Mary Webb (1779–1861) was a Baptist pioneer who founded the first female missionary society in the United States.
Born on March 12, 1779, in Boston, she was the daughter of Samuel and Margaret Webb. She contracted a deadly disease when she was 5 years old. Miraculously, she recovered, but she was crippled and confined to a wheelchair. However, she accepted her disease cheerfully.
Her father died when she was 13. Because they were in dire financial need, she and her mother ran a school in their home. A neighbor, Thomas Baldwin, pastor of Second Baptist Church Boston, took an interest in the family and especially Mary. She began attending his church and started studying the Bible. When she was 19, she made a public confession of faith and was baptized.
Plan to help
Webb read a missionary sermon based on 2 Chronicles 15:7: “Be ye strong therefore, and let not your hands be weak: for your work shall be rewarded” (KJV). She told her pastor about a plan to help the missionary cause. He encouraged her to pursue her dream.
In 1800 at the age of 21, Webb founded the Boston Female Society for Missionary Purposes with a group of 13 women. She served as the society’s secretary and treasurer for 56 years.
Because of Webb’s influence, more than 200 missions societies were formed all over America. She couldn’t travel to help them, but she wrote thousands of letters of encouragement and advice.
In 1803, she assisted in establishing the Female Cent Society and in 1811, the Children’s Cent Society. The goal was for each member to give 1 cent a week to missions. She also encouraged women to give $2 each year to support home and international missions and the translation and publication of Bibles.

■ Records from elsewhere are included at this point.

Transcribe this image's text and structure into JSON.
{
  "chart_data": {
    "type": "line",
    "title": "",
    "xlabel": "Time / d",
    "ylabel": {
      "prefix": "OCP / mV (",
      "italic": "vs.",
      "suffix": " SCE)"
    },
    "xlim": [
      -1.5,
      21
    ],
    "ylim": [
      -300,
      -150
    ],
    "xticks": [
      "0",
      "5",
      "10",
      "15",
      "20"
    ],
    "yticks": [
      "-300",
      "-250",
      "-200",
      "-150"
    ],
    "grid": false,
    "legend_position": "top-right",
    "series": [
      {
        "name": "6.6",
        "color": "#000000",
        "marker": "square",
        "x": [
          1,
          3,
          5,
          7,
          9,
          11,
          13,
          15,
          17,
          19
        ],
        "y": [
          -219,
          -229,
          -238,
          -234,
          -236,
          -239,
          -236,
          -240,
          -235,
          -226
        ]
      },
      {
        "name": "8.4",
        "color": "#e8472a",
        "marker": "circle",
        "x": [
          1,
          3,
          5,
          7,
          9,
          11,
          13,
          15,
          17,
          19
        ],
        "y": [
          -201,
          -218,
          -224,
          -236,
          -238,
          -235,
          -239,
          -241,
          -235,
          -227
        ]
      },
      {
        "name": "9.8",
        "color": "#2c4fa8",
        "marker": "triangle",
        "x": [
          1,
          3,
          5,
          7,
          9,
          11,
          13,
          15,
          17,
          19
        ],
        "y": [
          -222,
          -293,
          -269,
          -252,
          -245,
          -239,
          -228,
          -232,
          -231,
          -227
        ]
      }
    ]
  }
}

Second Baptist Church established a Sunday School in 1816. Webb served many years as a superintendent.
Her many other benevolent activities included efforts to raise money to educate poor young ministers, clothe needy children, provide a day care for children of working mothers, begin a Sunday School for impoverished children and start the Penitent Females’ Refuge to rescue prostitutes from the street.
On May 24, 1861, Webb died of breast cancer at the age of 82. She is buried in Woodlawn Cemetery in Everett, Massachusetts. A marker was erected next to her grave in August 1988 by American Baptist Women and Woman’s Missionary Union of the Southern Baptist Convention.